The RNC crowd cheered Trump after he referred to COVID-19 as the "China virus."

The term has been seen as a racist remark against Asian Americans.

9 hours and 59 minutes ago

Fact-checking Trump’s claim that he spearheaded "the best economy in the history of our country"

During his presidency, Trump said, the U.S. had the best economy in the history of our country, "no inflation," and soaring incomes.

False.

One of the strongest ways to assess the economy is the unemployment rate, which fell during Trump’s presidency to levels untouched in five decades. But his successor, Joe Biden, matched or exceeded those levels.

Another measure, the annual increases in gross domestic product, were broadly similar under Trump to what they were during the final six years under his predecessor, Obama. And GDP growth under Trump was well below that of previous presidents.

Wage growth increased under Trump, but to say they soared is an exaggeration. Adjusted for inflation, wages began rising during the Barack Obama years and kept increasing under Trump. But these were modest compared with the 2% a year increase seen in the 1960s.

Another metric — the growth rate in personal consumption per person, adjusted for inflation — wasn’t higher under Trump than previous presidents. For many families, this statistic serves an economic activity bottom line, determining how much they can spend on food, clothing, housing, health care and travel.

In Trump’s three years in office through January 2020, real consumption per person grew by 2% a year. Of the 30 nonoverlapping three-year periods from 1929 to the end of his presidency, Trump’s periods ranked in the bottom third.

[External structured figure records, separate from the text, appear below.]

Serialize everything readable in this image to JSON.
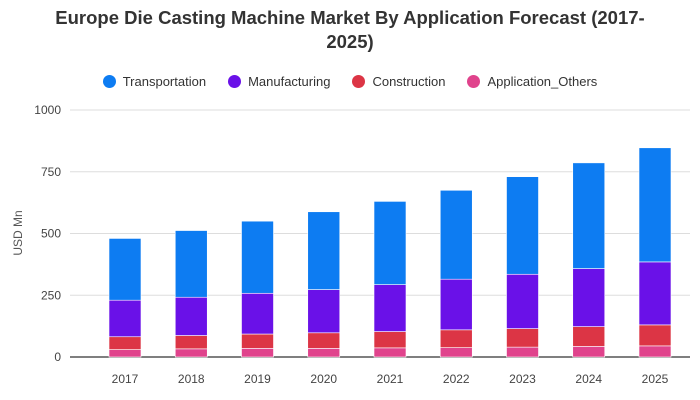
{
  "chart_data": {
    "type": "bar",
    "stacked": true,
    "title_line1": "Europe Die Casting Machine Market By Application Forecast (2017-",
    "title_line2": "2025)",
    "xlabel": "",
    "ylabel": "USD Mn",
    "ylim": [
      0,
      1000
    ],
    "yticks": [
      0,
      250,
      500,
      750,
      1000
    ],
    "grid": true,
    "legend_position": "top",
    "categories": [
      "2017",
      "2018",
      "2019",
      "2020",
      "2021",
      "2022",
      "2023",
      "2024",
      "2025"
    ],
    "series": [
      {
        "name": "Application_Others",
        "color": "#e0438c",
        "values": [
          30,
          33,
          35,
          35,
          37,
          38,
          40,
          43,
          45
        ]
      },
      {
        "name": "Construction",
        "color": "#dc3545",
        "values": [
          52,
          54,
          58,
          63,
          66,
          72,
          75,
          80,
          85
        ]
      },
      {
        "name": "Manufacturing",
        "color": "#6a11e8",
        "values": [
          148,
          155,
          165,
          175,
          190,
          205,
          220,
          235,
          255
        ]
      },
      {
        "name": "Transportation",
        "color": "#0d7cf2",
        "values": [
          250,
          270,
          292,
          315,
          337,
          360,
          395,
          428,
          462
        ]
      }
    ],
    "legend_order": [
      "Transportation",
      "Manufacturing",
      "Construction",
      "Application_Others"
    ]
  }
}
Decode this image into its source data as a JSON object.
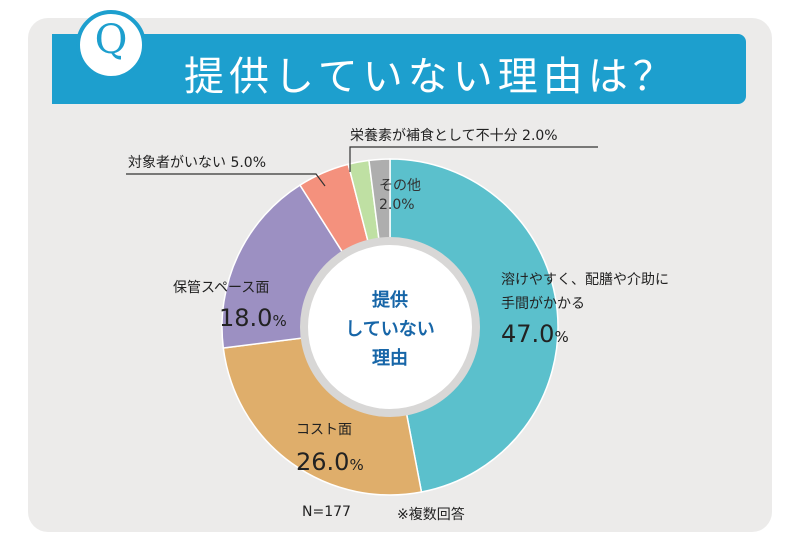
{
  "header": {
    "q_label": "Q",
    "title": "提供していない理由は？"
  },
  "chart_data": {
    "type": "pie",
    "subtype": "donut",
    "center_label": [
      "提供",
      "していない",
      "理由"
    ],
    "slices": [
      {
        "key": "s1",
        "lines": [
          "溶けやすく、配膳や介助に",
          "手間がかかる"
        ],
        "value": 47.0,
        "value_text": "47.0",
        "unit": "%",
        "color": "#5bc0cc"
      },
      {
        "key": "s2",
        "lines": [
          "コスト面"
        ],
        "value": 26.0,
        "value_text": "26.0",
        "unit": "%",
        "color": "#dfae6b"
      },
      {
        "key": "s3",
        "lines": [
          "保管スペース面"
        ],
        "value": 18.0,
        "value_text": "18.0",
        "unit": "%",
        "color": "#9c90c2"
      },
      {
        "key": "s4",
        "lines": [
          "対象者がいない"
        ],
        "value": 5.0,
        "value_text": "5.0%",
        "color": "#f4917d"
      },
      {
        "key": "s5",
        "lines": [
          "栄養素が補食として不十分"
        ],
        "value": 2.0,
        "value_text": "2.0%",
        "color": "#bfe0a3"
      },
      {
        "key": "s6",
        "lines": [
          "その他"
        ],
        "value": 2.0,
        "value_text": "2.0%",
        "color": "#aeaeae"
      }
    ],
    "footnote_n": "N=177",
    "footnote_multi": "※複数回答"
  }
}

As for inflation being zero, that’s also wrong. It was low, ranging between 1.8% and 2.4% increases year-over-year in 2017, 2018 and 2019. This is roughly the range the Federal Reserve likes to see. During the pandemic-dominated year of 2020, inflation fell to 1.2%, because demand plummeted as entertainment and travel collapsed.

-PolitiFact’s Louis Jacobson and Aaron Sharockman

10 hours and 0 minutes ago

Fact-checking Trump’s claim about his tax legislation

Trump several times tonight — and many, many, many times before — has claimed the tax legislation passed during his presidency was the largest tax cut ever.

False. Trump has repeated this statement often. When it was passed, Trump’s tax cut was, in inflation-adjusted dollars, the fourth-largest since 1940. And as a percentage of GDP, it ranked seventh.

He also said, “People don't realize I brought taxes way down, way way down, and yet, we took in more revenues the following year than we did when the tax rate was much higher.”

That’s technically true, but misleading.

If you look at when the tax bill passed, it’s not clear at all that an increase in tax receipts followed the bill’s passage. Every year, the U.S. population grows, and — except during a recession — the size of the economy grows, too. "So you’d expect receipts to be higher every year, all other things equal," said Benjamin R. Page, a senior fellow at the Urban Institute-Brookings Institution Tax Policy Center, told PolitiFact previously.

If you look at when the tax bill passed, it’s not clear at all that an increase in tax receipts followed the bill’s passage. For the three months of fiscal 2018 prior to the tax cut, individual income tax collections rose by 10.8% over the equivalent period from 2017. But the rise for the seven months after the tax cut was 6.7%.

And if you look at total tax collections from every category, rather than just individual income taxes, the picture is even worse. During the seven-month period after the tax bill passed, total receipts actually fell slightly compared to the equivalent period in 2017, by about a tenth of a percentage point.

Perhaps the most revealing comparison takes into account the May-to-July period, because it excludes the spike in payments in April, when most Americans pay taxes on income generated in 2017, before the tax law was passed. During that period, individual income tax collections fell by about 1% compared to 2017.